With the Delta (DAL)-Northwest, United (UAL)-Continental and the recently completed American (AAL)-US Airways mergers, the industry's major combinations seem to now be set firmly. Even Southwest (LUV), the only major domestic airline not to have seen the inside of a bankruptcy courtroom, made a purchase in 2010 of AirTran Airways.

The airlines are using these mergers, lots of add-on fees and judicious cost cutting (last year's removal of Memphis as a hub for Delta, the recently announced removal of Cleveland as a hub for United) to solidify their financial foundations. The financial health of the industry is probably stronger than it has been for years.

It should not be a surprise to learn some airlines are today solid investment opportunities. To choose stocks to recommend, I use computerized strategies I created based on the thinking of some of Wall Street's greatest investors.

Three domestic airlines earn the highest grades from these strategies – Southwest Airlines, Alaska Air Group (ALK) and Delta Air Lines.

Southwest and Alaska are favored by my Peter Lynch-based strategy. The P/E/G ratio, which is price-to-earnings relative to growth, is this strategy's chief focus. It provides the investor with a tool to measure how much one is paying for growth. If you know anything about stock market investing, you probably know that what drives stock prices is primarily growth and earnings.

A P/E/G of up to 1.0 (that's $1 in stock price for every percentage point of growth) is acceptable. Go below 0.5, and you are flying high by the Lynch strategy's standards.
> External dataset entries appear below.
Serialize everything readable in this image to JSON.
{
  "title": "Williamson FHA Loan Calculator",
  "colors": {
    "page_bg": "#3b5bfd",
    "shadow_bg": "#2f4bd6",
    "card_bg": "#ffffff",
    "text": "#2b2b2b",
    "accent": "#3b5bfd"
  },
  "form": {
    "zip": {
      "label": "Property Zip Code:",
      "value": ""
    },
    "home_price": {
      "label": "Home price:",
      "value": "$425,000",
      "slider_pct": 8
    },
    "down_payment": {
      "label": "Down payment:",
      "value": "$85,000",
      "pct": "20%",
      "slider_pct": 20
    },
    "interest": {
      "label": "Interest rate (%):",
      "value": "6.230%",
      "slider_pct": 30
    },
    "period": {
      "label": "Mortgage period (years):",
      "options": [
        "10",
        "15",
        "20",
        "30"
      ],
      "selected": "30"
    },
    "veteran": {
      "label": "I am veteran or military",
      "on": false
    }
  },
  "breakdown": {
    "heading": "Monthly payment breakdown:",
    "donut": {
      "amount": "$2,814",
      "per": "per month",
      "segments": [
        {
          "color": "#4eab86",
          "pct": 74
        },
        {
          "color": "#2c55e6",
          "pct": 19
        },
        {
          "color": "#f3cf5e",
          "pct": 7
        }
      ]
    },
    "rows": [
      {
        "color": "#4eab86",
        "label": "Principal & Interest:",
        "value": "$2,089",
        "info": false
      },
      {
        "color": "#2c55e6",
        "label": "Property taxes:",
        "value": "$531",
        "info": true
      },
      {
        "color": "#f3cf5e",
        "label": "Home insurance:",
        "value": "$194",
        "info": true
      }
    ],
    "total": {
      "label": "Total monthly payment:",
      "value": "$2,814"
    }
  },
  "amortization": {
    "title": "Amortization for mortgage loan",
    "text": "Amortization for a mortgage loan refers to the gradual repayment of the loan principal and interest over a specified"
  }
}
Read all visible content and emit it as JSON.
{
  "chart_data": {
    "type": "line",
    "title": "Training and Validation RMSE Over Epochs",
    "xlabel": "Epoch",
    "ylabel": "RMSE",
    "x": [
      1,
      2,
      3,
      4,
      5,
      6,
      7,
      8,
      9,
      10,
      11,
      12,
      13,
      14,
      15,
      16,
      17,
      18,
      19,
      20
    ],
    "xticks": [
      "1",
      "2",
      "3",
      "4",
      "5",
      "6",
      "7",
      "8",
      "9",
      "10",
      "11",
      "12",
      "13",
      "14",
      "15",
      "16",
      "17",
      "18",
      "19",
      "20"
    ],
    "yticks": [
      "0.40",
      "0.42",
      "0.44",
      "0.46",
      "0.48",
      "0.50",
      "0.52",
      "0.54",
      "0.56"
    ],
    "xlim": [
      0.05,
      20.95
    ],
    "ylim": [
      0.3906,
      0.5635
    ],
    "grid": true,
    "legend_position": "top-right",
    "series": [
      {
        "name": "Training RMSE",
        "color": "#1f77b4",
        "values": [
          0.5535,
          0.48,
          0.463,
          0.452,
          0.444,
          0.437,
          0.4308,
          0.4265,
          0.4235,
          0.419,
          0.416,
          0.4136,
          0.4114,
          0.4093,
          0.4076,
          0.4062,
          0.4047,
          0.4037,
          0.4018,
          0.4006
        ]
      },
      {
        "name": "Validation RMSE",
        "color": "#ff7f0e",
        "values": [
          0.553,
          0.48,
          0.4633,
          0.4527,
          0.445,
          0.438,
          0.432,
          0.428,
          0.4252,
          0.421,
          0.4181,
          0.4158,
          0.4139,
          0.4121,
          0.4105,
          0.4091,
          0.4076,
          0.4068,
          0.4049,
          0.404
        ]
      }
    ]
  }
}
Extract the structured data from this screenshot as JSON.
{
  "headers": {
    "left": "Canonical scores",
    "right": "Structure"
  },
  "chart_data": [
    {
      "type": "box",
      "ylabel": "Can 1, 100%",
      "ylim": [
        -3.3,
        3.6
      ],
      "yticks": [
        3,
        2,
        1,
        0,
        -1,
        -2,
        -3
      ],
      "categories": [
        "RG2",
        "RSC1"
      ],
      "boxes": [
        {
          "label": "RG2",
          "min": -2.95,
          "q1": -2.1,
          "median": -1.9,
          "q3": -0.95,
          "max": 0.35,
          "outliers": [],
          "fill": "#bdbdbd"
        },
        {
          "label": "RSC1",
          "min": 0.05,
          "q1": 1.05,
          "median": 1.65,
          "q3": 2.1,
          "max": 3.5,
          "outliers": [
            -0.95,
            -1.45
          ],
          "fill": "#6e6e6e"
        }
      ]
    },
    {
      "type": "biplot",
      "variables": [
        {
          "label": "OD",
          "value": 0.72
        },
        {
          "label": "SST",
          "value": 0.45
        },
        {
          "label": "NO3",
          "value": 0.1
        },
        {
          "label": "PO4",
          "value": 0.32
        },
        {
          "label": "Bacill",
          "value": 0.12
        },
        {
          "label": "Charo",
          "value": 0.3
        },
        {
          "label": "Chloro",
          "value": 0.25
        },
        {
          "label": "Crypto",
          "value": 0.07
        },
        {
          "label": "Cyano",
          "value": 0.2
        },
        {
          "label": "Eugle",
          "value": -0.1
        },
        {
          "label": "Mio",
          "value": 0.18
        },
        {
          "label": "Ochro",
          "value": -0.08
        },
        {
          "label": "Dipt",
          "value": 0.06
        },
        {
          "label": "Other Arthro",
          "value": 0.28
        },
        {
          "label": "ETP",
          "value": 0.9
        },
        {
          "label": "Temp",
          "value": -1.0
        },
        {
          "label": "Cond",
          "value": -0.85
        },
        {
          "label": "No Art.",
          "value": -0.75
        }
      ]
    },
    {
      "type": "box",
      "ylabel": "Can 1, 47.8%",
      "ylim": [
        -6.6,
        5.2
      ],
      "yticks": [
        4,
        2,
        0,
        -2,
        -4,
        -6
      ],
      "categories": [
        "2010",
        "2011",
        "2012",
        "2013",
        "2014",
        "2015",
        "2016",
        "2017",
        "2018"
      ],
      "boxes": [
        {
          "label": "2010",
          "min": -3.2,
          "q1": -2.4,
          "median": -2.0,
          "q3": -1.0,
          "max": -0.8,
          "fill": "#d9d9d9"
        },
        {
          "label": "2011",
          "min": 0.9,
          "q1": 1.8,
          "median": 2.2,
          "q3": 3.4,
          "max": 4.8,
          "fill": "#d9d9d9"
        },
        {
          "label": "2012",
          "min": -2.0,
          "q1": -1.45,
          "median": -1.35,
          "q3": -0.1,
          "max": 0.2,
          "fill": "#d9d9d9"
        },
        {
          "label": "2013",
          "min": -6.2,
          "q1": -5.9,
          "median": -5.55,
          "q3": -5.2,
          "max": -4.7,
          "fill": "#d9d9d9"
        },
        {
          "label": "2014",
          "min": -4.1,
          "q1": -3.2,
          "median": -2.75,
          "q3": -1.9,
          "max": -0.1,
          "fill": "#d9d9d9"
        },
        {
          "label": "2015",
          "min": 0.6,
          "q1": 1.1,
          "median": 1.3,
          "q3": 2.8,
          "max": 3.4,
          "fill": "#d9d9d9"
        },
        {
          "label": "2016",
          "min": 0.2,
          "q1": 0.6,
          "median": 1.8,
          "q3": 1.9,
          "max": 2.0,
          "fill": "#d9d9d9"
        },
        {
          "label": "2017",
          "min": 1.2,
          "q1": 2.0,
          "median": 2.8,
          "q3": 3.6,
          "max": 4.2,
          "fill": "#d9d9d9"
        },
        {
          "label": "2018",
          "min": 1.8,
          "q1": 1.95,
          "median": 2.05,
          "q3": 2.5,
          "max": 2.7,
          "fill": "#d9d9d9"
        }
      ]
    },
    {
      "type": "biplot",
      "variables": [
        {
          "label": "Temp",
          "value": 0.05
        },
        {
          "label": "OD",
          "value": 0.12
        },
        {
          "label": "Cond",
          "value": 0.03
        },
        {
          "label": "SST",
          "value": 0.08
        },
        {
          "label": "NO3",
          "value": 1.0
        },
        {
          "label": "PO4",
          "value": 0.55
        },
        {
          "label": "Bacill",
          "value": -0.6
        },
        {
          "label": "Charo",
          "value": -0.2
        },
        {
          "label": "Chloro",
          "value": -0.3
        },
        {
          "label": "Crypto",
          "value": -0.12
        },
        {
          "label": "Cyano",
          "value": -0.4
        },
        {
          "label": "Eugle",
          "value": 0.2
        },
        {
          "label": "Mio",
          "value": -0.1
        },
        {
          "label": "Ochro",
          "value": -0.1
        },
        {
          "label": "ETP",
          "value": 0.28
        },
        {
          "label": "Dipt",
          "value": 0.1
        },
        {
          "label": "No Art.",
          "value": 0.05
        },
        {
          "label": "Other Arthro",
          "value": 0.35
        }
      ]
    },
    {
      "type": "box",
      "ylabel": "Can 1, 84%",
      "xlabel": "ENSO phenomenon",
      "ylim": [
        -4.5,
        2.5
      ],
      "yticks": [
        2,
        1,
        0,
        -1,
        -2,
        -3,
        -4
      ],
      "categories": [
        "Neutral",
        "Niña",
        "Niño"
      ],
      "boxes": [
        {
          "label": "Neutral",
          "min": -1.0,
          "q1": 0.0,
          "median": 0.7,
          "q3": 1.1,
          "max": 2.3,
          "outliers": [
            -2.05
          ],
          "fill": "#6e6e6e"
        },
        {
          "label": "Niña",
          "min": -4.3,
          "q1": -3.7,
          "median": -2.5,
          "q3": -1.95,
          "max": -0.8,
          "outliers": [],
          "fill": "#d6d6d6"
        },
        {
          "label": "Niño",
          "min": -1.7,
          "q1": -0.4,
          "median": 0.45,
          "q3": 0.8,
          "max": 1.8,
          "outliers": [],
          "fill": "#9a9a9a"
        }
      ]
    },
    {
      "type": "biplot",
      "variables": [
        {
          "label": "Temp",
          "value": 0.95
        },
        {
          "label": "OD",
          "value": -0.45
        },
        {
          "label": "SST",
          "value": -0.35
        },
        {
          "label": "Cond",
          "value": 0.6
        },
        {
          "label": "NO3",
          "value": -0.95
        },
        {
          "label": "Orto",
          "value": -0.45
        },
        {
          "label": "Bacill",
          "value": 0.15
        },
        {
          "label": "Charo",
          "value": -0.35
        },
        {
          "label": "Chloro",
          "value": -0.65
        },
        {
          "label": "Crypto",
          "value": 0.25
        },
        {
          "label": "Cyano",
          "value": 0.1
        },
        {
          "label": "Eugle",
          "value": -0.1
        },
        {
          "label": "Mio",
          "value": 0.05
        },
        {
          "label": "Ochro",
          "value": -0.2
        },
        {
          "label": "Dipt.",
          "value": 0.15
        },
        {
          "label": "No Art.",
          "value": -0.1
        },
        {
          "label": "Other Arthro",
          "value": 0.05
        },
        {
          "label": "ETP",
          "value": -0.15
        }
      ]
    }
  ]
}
Southwest is in this sweet spot, with a very desirable P/E/G of 0.48. Alaska's P/E/G is even more favorable at 0.29. Both airlines have kept their debt to reasonable levels, which is another plus.

Delta gets a nod from my James O'Shaughnessy strategy. This strategy first looks at three variables: market cap (which must be at least $150 million), earnings that have improved in each of the last five years and a price-to-sales ratio below 1.5. This last variable is a measure of how well-priced a stock is.

Delta meets or beats all of these criteria, with a market cap in excess of $25 billion, continually improving earnings and a low P/S ratio of 0.68. The final variable used by this strategy is relative strength, which is a measure of how well a stock performed in the last year relative to the entire market. The top 50 companies -- those that pass the initial three criteria and have a high enough relative strength rating -- earn the highest scores. Delta's relative strength of 91 places it in this elite group of 50.

You may not like being a customer of today's airlines, but you should be impressed by how likeable are their financial performances. This is a good time to take a flyer on an airline stock.